The City of Joondalup is taking advantage of the advertising potential, with an advertisement featured on the user log-on page.
Most of aCure's revenue comes from its data centre clients - meaning free WiFi would not have a significant impact on its bottom line.
The company has just opened its third data centre and is already mulling over options to build the next, with demand for data centre space still increasing.
aCure is just one in a number of technology companies heavily investing in additional data centre space.
Melbourne-based company NEXTDC announced last month it had begun construction on its 9,600-square metre data centre in Malaga.
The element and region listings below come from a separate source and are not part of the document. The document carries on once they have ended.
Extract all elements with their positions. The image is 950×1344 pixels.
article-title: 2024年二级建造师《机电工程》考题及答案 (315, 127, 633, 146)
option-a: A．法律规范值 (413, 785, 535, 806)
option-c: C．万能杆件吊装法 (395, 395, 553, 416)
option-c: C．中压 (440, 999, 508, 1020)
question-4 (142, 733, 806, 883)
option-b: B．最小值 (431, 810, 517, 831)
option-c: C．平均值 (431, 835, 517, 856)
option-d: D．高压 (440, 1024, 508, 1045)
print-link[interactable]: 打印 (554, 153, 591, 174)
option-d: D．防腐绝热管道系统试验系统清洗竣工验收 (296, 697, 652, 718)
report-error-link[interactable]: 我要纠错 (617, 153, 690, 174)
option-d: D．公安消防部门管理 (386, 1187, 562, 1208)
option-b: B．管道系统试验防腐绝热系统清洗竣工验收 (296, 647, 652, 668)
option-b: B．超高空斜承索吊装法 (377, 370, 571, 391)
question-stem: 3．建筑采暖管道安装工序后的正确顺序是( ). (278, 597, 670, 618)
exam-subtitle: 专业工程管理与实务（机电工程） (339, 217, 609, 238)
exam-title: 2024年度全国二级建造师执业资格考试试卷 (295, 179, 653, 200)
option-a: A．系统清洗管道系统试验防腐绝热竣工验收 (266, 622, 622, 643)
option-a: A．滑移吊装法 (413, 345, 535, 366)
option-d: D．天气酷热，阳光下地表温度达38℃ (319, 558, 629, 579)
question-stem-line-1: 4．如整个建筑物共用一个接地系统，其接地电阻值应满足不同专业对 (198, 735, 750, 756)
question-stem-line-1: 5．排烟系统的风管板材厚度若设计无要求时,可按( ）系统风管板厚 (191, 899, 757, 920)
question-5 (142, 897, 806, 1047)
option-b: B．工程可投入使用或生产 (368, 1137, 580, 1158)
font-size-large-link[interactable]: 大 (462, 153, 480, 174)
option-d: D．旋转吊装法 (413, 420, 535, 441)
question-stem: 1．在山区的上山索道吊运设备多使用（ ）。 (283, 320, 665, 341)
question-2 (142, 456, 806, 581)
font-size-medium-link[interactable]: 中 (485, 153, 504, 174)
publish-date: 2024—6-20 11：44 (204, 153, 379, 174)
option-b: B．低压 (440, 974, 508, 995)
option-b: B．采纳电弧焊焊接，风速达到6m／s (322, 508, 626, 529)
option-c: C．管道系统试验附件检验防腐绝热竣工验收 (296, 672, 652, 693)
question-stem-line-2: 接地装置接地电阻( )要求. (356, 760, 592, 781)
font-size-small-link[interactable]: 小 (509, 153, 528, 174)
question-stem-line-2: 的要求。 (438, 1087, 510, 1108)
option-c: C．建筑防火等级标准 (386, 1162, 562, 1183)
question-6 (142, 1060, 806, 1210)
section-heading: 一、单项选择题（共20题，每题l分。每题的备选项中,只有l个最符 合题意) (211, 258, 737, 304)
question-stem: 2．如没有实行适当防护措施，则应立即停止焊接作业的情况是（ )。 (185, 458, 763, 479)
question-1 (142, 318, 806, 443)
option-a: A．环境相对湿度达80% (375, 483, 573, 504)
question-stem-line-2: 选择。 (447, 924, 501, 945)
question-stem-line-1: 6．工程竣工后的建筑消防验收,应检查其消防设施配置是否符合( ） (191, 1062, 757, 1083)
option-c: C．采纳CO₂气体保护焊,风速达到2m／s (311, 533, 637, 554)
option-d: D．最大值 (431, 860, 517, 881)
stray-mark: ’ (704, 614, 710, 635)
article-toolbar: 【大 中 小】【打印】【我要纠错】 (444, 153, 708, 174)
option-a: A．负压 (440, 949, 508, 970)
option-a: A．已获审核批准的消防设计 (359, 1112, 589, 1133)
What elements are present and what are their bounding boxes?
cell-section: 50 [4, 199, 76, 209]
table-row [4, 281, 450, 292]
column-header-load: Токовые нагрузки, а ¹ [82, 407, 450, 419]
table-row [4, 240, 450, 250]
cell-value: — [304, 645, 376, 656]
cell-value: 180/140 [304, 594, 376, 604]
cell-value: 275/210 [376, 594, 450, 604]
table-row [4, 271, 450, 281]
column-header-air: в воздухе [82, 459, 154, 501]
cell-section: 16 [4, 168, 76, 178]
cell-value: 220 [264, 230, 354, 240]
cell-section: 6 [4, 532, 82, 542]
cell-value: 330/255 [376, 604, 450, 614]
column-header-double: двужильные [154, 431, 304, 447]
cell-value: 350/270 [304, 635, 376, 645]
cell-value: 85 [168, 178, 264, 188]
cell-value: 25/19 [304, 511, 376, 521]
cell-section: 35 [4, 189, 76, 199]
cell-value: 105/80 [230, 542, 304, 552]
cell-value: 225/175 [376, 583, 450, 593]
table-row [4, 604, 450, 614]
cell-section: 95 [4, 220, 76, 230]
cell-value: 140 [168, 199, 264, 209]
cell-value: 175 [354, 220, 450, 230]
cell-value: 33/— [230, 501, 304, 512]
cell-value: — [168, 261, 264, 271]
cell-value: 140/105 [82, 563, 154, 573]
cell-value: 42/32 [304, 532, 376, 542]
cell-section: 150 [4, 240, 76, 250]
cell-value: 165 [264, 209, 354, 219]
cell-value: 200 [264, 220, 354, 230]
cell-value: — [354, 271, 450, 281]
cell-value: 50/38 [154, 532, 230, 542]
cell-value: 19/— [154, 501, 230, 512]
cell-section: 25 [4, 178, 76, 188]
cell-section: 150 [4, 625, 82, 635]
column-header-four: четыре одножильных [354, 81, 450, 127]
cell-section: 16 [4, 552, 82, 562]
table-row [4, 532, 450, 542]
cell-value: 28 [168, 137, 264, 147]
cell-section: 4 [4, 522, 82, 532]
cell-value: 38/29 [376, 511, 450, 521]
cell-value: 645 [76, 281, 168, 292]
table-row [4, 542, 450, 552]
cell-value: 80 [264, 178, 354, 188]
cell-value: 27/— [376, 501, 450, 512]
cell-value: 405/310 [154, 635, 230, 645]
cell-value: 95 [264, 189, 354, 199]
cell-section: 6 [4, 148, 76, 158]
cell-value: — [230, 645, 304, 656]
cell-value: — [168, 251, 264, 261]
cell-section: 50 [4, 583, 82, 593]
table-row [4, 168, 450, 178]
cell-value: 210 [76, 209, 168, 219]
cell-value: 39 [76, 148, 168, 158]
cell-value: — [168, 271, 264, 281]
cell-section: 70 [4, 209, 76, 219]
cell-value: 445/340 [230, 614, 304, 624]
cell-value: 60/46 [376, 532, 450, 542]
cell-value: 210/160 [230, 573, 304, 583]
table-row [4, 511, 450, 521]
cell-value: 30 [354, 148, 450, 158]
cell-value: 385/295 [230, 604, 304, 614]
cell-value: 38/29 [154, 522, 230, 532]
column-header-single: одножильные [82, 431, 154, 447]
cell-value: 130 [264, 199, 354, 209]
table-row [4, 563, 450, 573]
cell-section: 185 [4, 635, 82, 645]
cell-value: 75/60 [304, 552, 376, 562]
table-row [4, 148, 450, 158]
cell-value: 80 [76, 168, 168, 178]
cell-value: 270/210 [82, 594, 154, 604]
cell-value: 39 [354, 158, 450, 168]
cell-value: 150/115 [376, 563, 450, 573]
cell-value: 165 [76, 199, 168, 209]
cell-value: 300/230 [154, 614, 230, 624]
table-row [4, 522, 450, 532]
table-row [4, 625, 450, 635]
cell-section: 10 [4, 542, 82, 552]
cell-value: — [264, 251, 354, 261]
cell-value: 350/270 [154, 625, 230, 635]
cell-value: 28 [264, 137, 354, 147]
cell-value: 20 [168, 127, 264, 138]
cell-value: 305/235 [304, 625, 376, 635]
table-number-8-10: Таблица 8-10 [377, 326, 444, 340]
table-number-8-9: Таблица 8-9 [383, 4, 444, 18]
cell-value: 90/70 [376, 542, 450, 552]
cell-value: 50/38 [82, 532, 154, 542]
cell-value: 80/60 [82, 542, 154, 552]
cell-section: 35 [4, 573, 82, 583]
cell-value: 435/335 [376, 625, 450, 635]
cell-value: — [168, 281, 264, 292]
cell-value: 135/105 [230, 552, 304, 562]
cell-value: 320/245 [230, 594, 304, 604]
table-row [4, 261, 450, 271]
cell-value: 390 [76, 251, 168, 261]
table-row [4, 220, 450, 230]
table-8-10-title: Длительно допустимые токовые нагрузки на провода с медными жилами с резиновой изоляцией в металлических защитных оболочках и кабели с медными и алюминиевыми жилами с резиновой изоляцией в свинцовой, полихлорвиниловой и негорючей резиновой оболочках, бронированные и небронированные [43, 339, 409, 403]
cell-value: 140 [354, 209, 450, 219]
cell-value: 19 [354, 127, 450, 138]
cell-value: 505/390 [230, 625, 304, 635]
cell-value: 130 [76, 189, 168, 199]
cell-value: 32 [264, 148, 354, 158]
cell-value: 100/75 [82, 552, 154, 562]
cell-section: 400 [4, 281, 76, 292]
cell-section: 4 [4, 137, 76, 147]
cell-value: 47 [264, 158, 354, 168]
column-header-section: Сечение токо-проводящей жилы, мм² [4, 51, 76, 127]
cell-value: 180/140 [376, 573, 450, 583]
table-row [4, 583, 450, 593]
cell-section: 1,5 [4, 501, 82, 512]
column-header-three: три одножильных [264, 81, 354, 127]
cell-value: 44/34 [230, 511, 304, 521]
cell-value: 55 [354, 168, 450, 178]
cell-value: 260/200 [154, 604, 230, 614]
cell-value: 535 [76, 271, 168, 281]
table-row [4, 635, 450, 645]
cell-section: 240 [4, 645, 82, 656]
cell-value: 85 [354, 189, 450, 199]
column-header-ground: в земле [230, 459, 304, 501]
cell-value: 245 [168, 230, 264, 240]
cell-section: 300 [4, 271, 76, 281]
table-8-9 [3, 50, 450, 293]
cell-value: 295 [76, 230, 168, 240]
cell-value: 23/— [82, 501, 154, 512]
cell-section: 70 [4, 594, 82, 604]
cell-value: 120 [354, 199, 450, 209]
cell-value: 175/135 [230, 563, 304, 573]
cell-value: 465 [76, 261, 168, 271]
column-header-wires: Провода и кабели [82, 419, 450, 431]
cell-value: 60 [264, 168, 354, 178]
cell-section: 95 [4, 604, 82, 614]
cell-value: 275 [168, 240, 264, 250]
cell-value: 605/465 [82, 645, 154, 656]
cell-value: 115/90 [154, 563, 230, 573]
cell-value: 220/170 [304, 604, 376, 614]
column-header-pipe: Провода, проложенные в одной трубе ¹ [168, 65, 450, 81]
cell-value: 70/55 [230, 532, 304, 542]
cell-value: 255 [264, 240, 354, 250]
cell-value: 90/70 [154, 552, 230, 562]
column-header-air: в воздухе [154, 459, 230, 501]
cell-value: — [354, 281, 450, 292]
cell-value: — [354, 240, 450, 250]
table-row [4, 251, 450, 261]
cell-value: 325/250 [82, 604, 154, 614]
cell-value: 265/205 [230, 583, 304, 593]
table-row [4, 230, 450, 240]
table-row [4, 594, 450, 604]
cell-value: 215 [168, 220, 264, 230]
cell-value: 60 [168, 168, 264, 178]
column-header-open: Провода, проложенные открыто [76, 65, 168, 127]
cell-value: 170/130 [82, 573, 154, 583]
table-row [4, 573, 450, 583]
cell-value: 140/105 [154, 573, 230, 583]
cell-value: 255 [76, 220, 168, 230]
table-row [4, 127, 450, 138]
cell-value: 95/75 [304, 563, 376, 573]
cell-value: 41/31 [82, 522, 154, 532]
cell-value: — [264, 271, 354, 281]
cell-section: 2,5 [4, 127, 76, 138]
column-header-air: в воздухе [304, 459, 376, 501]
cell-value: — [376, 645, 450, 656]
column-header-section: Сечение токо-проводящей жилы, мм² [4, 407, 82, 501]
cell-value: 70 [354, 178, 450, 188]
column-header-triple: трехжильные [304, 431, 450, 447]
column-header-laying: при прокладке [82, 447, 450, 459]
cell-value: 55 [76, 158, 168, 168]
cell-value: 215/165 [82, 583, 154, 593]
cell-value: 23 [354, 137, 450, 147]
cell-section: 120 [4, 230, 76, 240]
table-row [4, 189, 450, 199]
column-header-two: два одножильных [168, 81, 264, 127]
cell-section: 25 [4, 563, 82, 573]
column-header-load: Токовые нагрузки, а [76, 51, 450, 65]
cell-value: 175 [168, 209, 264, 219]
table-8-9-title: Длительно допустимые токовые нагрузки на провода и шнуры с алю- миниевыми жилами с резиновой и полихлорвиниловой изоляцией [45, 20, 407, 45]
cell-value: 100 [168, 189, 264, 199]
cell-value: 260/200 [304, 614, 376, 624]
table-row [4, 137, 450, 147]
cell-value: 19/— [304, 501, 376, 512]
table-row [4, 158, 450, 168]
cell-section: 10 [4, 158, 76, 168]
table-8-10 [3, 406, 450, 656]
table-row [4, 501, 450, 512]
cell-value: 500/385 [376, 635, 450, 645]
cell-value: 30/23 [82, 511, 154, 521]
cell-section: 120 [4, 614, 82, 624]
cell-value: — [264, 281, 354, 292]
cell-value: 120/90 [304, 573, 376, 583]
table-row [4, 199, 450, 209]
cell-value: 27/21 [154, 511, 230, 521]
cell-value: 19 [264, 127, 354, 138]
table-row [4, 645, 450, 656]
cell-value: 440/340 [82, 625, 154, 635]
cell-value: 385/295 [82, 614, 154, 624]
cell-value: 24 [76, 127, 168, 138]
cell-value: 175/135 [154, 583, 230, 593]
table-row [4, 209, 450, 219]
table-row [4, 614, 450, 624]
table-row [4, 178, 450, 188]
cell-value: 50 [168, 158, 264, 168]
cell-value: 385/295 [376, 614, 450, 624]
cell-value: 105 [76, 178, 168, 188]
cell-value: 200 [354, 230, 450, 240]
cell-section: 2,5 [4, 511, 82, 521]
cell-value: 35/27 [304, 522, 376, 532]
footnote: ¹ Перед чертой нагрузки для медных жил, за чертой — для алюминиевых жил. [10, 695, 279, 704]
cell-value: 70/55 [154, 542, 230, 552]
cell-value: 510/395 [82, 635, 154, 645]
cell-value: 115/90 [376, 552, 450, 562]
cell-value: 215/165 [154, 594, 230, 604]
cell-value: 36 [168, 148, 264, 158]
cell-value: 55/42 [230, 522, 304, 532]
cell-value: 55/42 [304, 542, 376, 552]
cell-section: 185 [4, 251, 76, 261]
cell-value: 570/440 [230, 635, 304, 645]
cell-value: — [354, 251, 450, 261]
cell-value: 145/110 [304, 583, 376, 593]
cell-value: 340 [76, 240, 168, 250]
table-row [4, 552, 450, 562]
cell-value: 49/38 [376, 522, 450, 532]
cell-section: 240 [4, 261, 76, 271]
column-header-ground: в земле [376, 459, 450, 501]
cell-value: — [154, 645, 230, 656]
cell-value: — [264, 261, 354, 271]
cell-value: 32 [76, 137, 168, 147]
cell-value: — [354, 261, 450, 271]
It is planning for the $80 million facility to be operational towards the end of next year.
Telstra has entered the Perth market, offering data centre space through the completion of a primary data centre in the northern suburbs.
Telstra's WA manager, David Ridgway, said the data centre was established to cater to demand for cloud-based services.
"With many organisations moving into the cloud ... the option to use local data centres is important either because their applications are sensitive to latency or they require data to be hosted within their state," Mr Ridgway said.
Telstra plans to begin hosting services in the next few months.
Vocus Data Centres is also looking to expand its capacity in Perth as its Perth iX data centre is running at 90 per cent capacity.
Vocus has also been involved in a flurry of data centre acquisitions in Australia and New Zealand. It has added four data centres to its portfolio - two in New Zealand and two in Newcastle - after acquiring Maxnet and Ipera.
It has also taken a lease on a data centre in Melbourne, which was previously run by the Australian Securities Exchange and is undergoing a multi-million dollar refit.